Clinical Trials Corner

Dear Readers,

The Clinical Trials Corner of the Bladder Cancer Journal is a section devoted towards highlighting ongoing trials or recently completed trials in urothelial cancer. Our hope is to encourage accrual for ongoing trials and to educate readers on the results of completed trials. If you feel that you would like to draw attention to a specific trial, please feel free to email us at: piyush.agarwal@nih.gov and/or cnsternberg@corasternberg.com.

Sincerely,

Piyush K. Agarwal Cora N. Sternberg
Piyush K. Agarwal, MD Cora N. Sternberg, MD, FACP
Associate Editor, Bladder Cancer Associate Editor, Bladder Cancer
Head, Bladder Cancer Section Chair, Department of Medical Oncology
Urologic Oncology Branch San Camillo Forlanini Hospital
National Cancer Institute Rome, Italy
Bethesda, MD, USA

Study of Nivolumab in Combination With Ipilimumab or Standard of Care Chemotherapy Compared to the Standard of Care Chemotherapy Alone in Treatment of Patients With Untreated Inoperable or Metastatic Urothelial Cancer (CheckMate901)

Sponsor: 
Bristol-Myers Squibb + Ono Pharmaceutical Co. Ltd
Enrollment: 
897
Study Design: 
This is a Phase III, 4-armed randomized parallel assessment clinical trial with experimental and comparator arms that includes both cisplatin eligible and ineligible patients with first line unresectable or metastatic urothelial cancer. The trial compares the combination of nivolumab and ipilumimab to nivolumab plus cisplatin and gemcitabine followed by nivolumab only versus gemcitabine and cisplatin or gemcitabine and carboplatin.
Rationale: 
The purpose of this study is to determine whether immunotherapy with a PD-1 inhibitor, Nivolumab, in combination with ipilimumab, a CTLA-4 inhibitor, or in combination with standard of care chemotherapy is more effective than standard of care chemotherapy alone in treating patients with previously untreated inoperable or metastatic urothelial cancer.
Endpoints: 
PFS and OS
Comments: 
Nivolumab has been evaluated in metastatic urothelial carcinoma after platinum therapy in the CheckMate 275 trial.
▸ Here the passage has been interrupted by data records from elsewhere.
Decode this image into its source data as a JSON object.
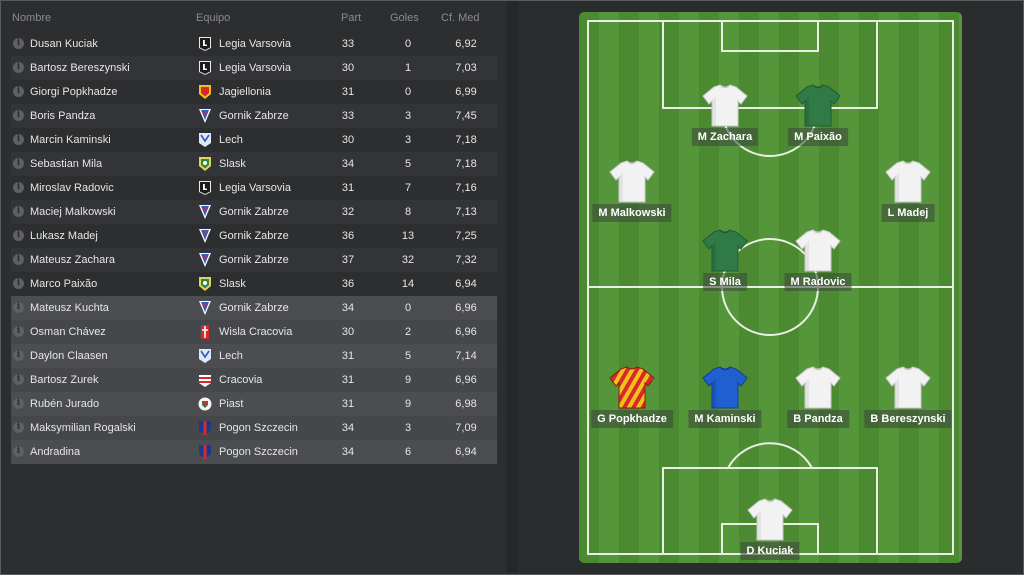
{
  "table": {
    "headers": {
      "name": "Nombre",
      "team": "Equipo",
      "apps": "Part",
      "goals": "Goles",
      "rating": "Cf. Med"
    },
    "rows": [
      {
        "name": "Dusan Kuciak",
        "team": "Legia Varsovia",
        "apps": "33",
        "goals": "0",
        "rating": "6,92",
        "crest": "legia"
      },
      {
        "name": "Bartosz Bereszynski",
        "team": "Legia Varsovia",
        "apps": "30",
        "goals": "1",
        "rating": "7,03",
        "crest": "legia"
      },
      {
        "name": "Giorgi Popkhadze",
        "team": "Jagiellonia",
        "apps": "31",
        "goals": "0",
        "rating": "6,99",
        "crest": "jagiellonia"
      },
      {
        "name": "Boris Pandza",
        "team": "Gornik Zabrze",
        "apps": "33",
        "goals": "3",
        "rating": "7,45",
        "crest": "gornik"
      },
      {
        "name": "Marcin Kaminski",
        "team": "Lech",
        "apps": "30",
        "goals": "3",
        "rating": "7,18",
        "crest": "lech"
      },
      {
        "name": "Sebastian Mila",
        "team": "Slask",
        "apps": "34",
        "goals": "5",
        "rating": "7,18",
        "crest": "slask"
      },
      {
        "name": "Miroslav Radovic",
        "team": "Legia Varsovia",
        "apps": "31",
        "goals": "7",
        "rating": "7,16",
        "crest": "legia"
      },
      {
        "name": "Maciej Malkowski",
        "team": "Gornik Zabrze",
        "apps": "32",
        "goals": "8",
        "rating": "7,13",
        "crest": "gornik"
      },
      {
        "name": "Lukasz Madej",
        "team": "Gornik Zabrze",
        "apps": "36",
        "goals": "13",
        "rating": "7,25",
        "crest": "gornik"
      },
      {
        "name": "Mateusz Zachara",
        "team": "Gornik Zabrze",
        "apps": "37",
        "goals": "32",
        "rating": "7,32",
        "crest": "gornik"
      },
      {
        "name": "Marco Paixão",
        "team": "Slask",
        "apps": "36",
        "goals": "14",
        "rating": "6,94",
        "crest": "slask"
      },
      {
        "name": "Mateusz Kuchta",
        "team": "Gornik Zabrze",
        "apps": "34",
        "goals": "0",
        "rating": "6,96",
        "crest": "gornik"
      },
      {
        "name": "Osman Chávez",
        "team": "Wisla Cracovia",
        "apps": "30",
        "goals": "2",
        "rating": "6,96",
        "crest": "wisla"
      },
      {
        "name": "Daylon Claasen",
        "team": "Lech",
        "apps": "31",
        "goals": "5",
        "rating": "7,14",
        "crest": "lech"
      },
      {
        "name": "Bartosz Zurek",
        "team": "Cracovia",
        "apps": "31",
        "goals": "9",
        "rating": "6,96",
        "crest": "cracovia"
      },
      {
        "name": "Rubén Jurado",
        "team": "Piast",
        "apps": "31",
        "goals": "9",
        "rating": "6,98",
        "crest": "piast"
      },
      {
        "name": "Maksymilian Rogalski",
        "team": "Pogon Szczecin",
        "apps": "34",
        "goals": "3",
        "rating": "7,09",
        "crest": "pogon"
      },
      {
        "name": "Andradina",
        "team": "Pogon Szczecin",
        "apps": "34",
        "goals": "6",
        "rating": "6,94",
        "crest": "pogon"
      }
    ]
  },
  "pitch": {
    "players": [
      {
        "label": "M Zachara",
        "kit": "white"
      },
      {
        "label": "M Paixão",
        "kit": "green"
      },
      {
        "label": "M Malkowski",
        "kit": "white"
      },
      {
        "label": "L Madej",
        "kit": "white"
      },
      {
        "label": "S Mila",
        "kit": "green"
      },
      {
        "label": "M Radovic",
        "kit": "white"
      },
      {
        "label": "G Popkhadze",
        "kit": "jagiellonia"
      },
      {
        "label": "M Kaminski",
        "kit": "blue"
      },
      {
        "label": "B Pandza",
        "kit": "white"
      },
      {
        "label": "B Bereszynski",
        "kit": "white"
      },
      {
        "label": "D Kuciak",
        "kit": "white"
      }
    ]
  },
  "colors": {
    "kit_white": "#f2f2f2",
    "kit_green": "#2f7a45",
    "kit_blue": "#1f5fd0",
    "kit_jagiellonia_red": "#d8282a",
    "kit_jagiellonia_yellow": "#f2c21a"
  }
}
This was a multicenter, single-arm, phase 2 trial in which 270 patients received nivolumab and 265 were evaluated for activity. Median follow-up for overall survival was 7 months. Confirmed objective response was achieved in 52 (19.6%) of 265 patients. Confirmed objective response was observed in 23 (28.4%) of 81 patients with PD-L1 expression > 5%, 29 (23.8%) of 122 patients with PD-L1 expression > 1%, and 23 (16.1%) of 143 patients with PD-L1 expression <1% PD-L1 expression. In this study, nivolumab monotherapy provided meaningful clinical benefit, irrespective of PD-L1 expression, and was associated with an acceptable safety profile in previously treated patients with metastatic or surgically unresectable urothelial carcinoma. The CTLA-4 inhibitor ipilimumab has clinical activity in melanoma as a single agent or in combination with the nivolumab, establishing the paradigm for exploring the combination in urothelial carcinoma (9). Additionally, some evidence has suggested that ipilimumab has biologic activity in urothelial cancer (10).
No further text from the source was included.